Coefficient de GINI. Données OCDE (2013 ou dernière année disponible)

Ratio Interdécile S90/S10. Données OCDE (2013 ou dernière année disponible)

Ainsi, selon les données produites par l’OCDE concernant l’indice de GINI, les inégalités ont significativement augmenté en France depuis 1996, et plus encore depuis 2008 (Plus le coefficient se rapproche de la valeur 1, plus les inégalités progressent).

France.
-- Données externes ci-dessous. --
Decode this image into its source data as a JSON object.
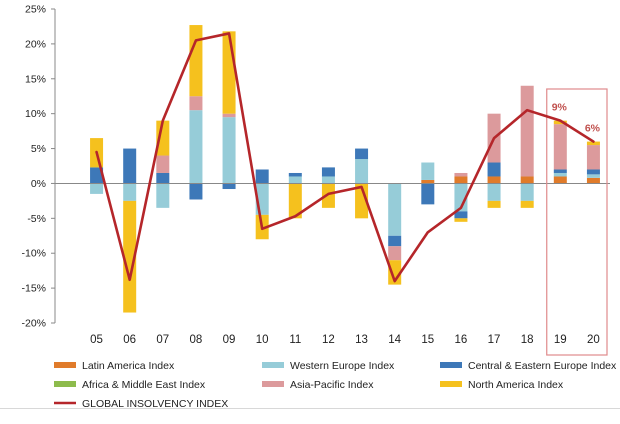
{
  "chart_data": {
    "type": "bar",
    "stacked": true,
    "categories": [
      "05",
      "06",
      "07",
      "08",
      "09",
      "10",
      "11",
      "12",
      "13",
      "14",
      "15",
      "16",
      "17",
      "18",
      "19",
      "20"
    ],
    "ylim": [
      -20,
      25
    ],
    "yticks": [
      -20,
      -15,
      -10,
      -5,
      0,
      5,
      10,
      15,
      20,
      25
    ],
    "ytick_labels": [
      "-20%",
      "-15%",
      "-10%",
      "-5%",
      "0%",
      "5%",
      "10%",
      "15%",
      "20%",
      "25%"
    ],
    "grid": false,
    "legend_position": "bottom",
    "series": [
      {
        "name": "Latin America Index",
        "color": "#e07b2a",
        "values": [
          0,
          0,
          0,
          0,
          0,
          0,
          0,
          0,
          0,
          0,
          0.5,
          1.0,
          1.0,
          1.0,
          1.0,
          0.8
        ]
      },
      {
        "name": "Western Europe Index",
        "color": "#96ccd8",
        "values": [
          -1.5,
          -2.5,
          -3.5,
          10.5,
          9.5,
          -4.5,
          1.0,
          1.0,
          3.5,
          -7.5,
          2.5,
          -4.0,
          -2.5,
          -2.5,
          0.5,
          0.5
        ]
      },
      {
        "name": "Central & Eastern Europe Index",
        "color": "#3d78b8",
        "values": [
          2.3,
          5.0,
          1.5,
          -2.3,
          -0.8,
          2.0,
          0.5,
          1.3,
          1.5,
          -1.5,
          -3.0,
          -1.0,
          2.0,
          0,
          0.5,
          0.7
        ]
      },
      {
        "name": "Africa & Middle East Index",
        "color": "#8dbb4c",
        "values": [
          0,
          0,
          0,
          0,
          0,
          0,
          0,
          0,
          0,
          0,
          0,
          0,
          0,
          0,
          0,
          0
        ]
      },
      {
        "name": "Asia-Pacific Index",
        "color": "#dc9a9c",
        "values": [
          0,
          0,
          2.5,
          2.0,
          0.5,
          0,
          0,
          0,
          0,
          -2.0,
          0,
          0.5,
          7.0,
          13.0,
          6.5,
          3.5
        ]
      },
      {
        "name": "North America Index",
        "color": "#f5c11e",
        "values": [
          4.2,
          -16.0,
          5.0,
          10.2,
          11.8,
          -3.5,
          -5.0,
          -3.5,
          -5.0,
          -3.5,
          0,
          -0.5,
          -1.0,
          -1.0,
          0.5,
          0.5
        ]
      }
    ],
    "line": {
      "name": "GLOBAL INSOLVENCY INDEX",
      "color": "#b5262a",
      "values": [
        4.5,
        -13.8,
        9.0,
        20.5,
        21.5,
        -6.5,
        -4.7,
        -1.5,
        -0.5,
        -14.0,
        -7.0,
        -3.5,
        6.5,
        10.5,
        9.0,
        6.0
      ]
    },
    "forecast_box": {
      "from": "19",
      "to": "20"
    },
    "annotations": [
      {
        "category": "19",
        "text": "9%"
      },
      {
        "category": "20",
        "text": "6%"
      }
    ]
  }
}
Coefficient de GINI 1996 -2012. Données OCDE.

Et cette progression des inégalités a été relativement plus forte que dans d’autres pays : "En France, les inégalités sont proches de la moyenne OCDE. Cependant, elles ont augmenté plus nettement que dans d’autres pays entre 2007 et 2013" (…) "Il s’agit d’une rupture importante par rapport à la tendance de long terme, puisque depuis les années 1980, les inégalités étaient relativement stables en France".

La redistribution française ne parvient plus à absorber la dynamique inégalitaire

Pourtant, entre les années 2003 et 2007, période au cours de laquelle l’économie française a pu profiter d’une croissance conforme à son potentiel économique, le système redistributif français avait permis de contenir la progression des inégalités. Mais depuis l’entrée en crise, comme le révèle l’OCDE, la redistribution fiscale française ne suffit plus :

"Pendant la crise, entre 2007 et 2011, les inégalités de revenu marchand (avant impôts et prestations), ont considérablement augmenté en France (+2.9pp). L’augmentation des inégalités de revenus marchands a néanmoins été atténuée par le système de redistribution (impôts et prestations sociales). Dans l’ensemble, les inégalités de revenu disponible ont augmenté de 1.6pp."
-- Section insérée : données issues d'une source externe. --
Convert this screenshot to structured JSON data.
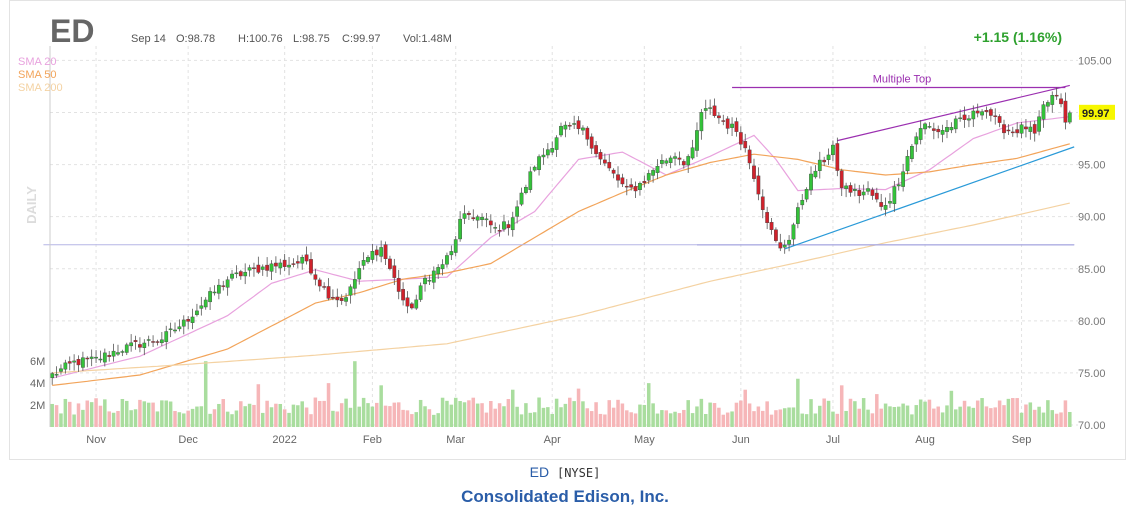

Et si la redistribution française n’a pas été à la hauteur pour résorber la dynamique inégalitaire, cela  n’est pas en raison de son trop faible niveau de dépenses sociales. En effet, et toujours selon les données OCDE, la France figure au premier rang mondial en termes de dépenses sociales, avec 31.9% du PIB qui y étaient encore consacrés en 2014.  La cause est à chercher ailleurs.

Dépenses sociales en % de PIB

Le manque de croissance en cause

Cette situation indique autre chose concernant la France. Si ce ne sont pas les inégalités après redistribution qui sont en cause, comme cela peut être le cas aux Etats Unis, alors ce sont les inégalités avant redistribution qui doivent être pointées du doigt. Ce qui voudrait dire que c’est la croissance, ou plutôt l’absence de croissance, qui est à la source des dégâts, car celle-ci ne frappe pas la population de façon homogène. En effet, comme le démontrent les chiffres de la hausse du chômage en France entre 2007 et 2013, le chômage a frappé d’abord les plus fragiles.

Hausse du chômage en points 2007-2013. France. INSEE. Selon les catégories socioprofessionnelles

La hausse des inégalités en France, depuis l’entré en crise, n’est rien d’autre qu’un symptôme supplémentaire de la crise qui frappe le pays. C’est-à-dire l’inexistence de la croissance en France depuis l’année 2008, conséquence d’une stratégie macroéconomique erronée de la part des institutions européennes, et notamment de la Banque centrale européenne. Avec une moyenne de croissance de 0.3% au cours des 3 dernières années, la dynamique inégalitaire est bien trop forte pour pouvoir être maitrisée par un système redistributif, aussi efficient soit-il. Un constat partagé par Thomas Piketty, qui déclarait en janvier dernier :

"En Europe, le problème des inégalités que nous devons résoudre est différent (que celui des Etats Unis) : il s’agit du chômage, et notamment du chômage des jeunes" (…) "Cela est avant tout dû à une gestion calamiteuse de la crise de la dette publique dans le zone euro".

Si l’exécutif français veut lutter contre les inégalités, le seul recours à l’arme fiscale ne suffira plus, l’outil a atteint ses limites. Désormais, seule une véritable politique de croissance, découlant d’une stratégie macroéconomique européenne, permettra d’offrir le résultat escompté.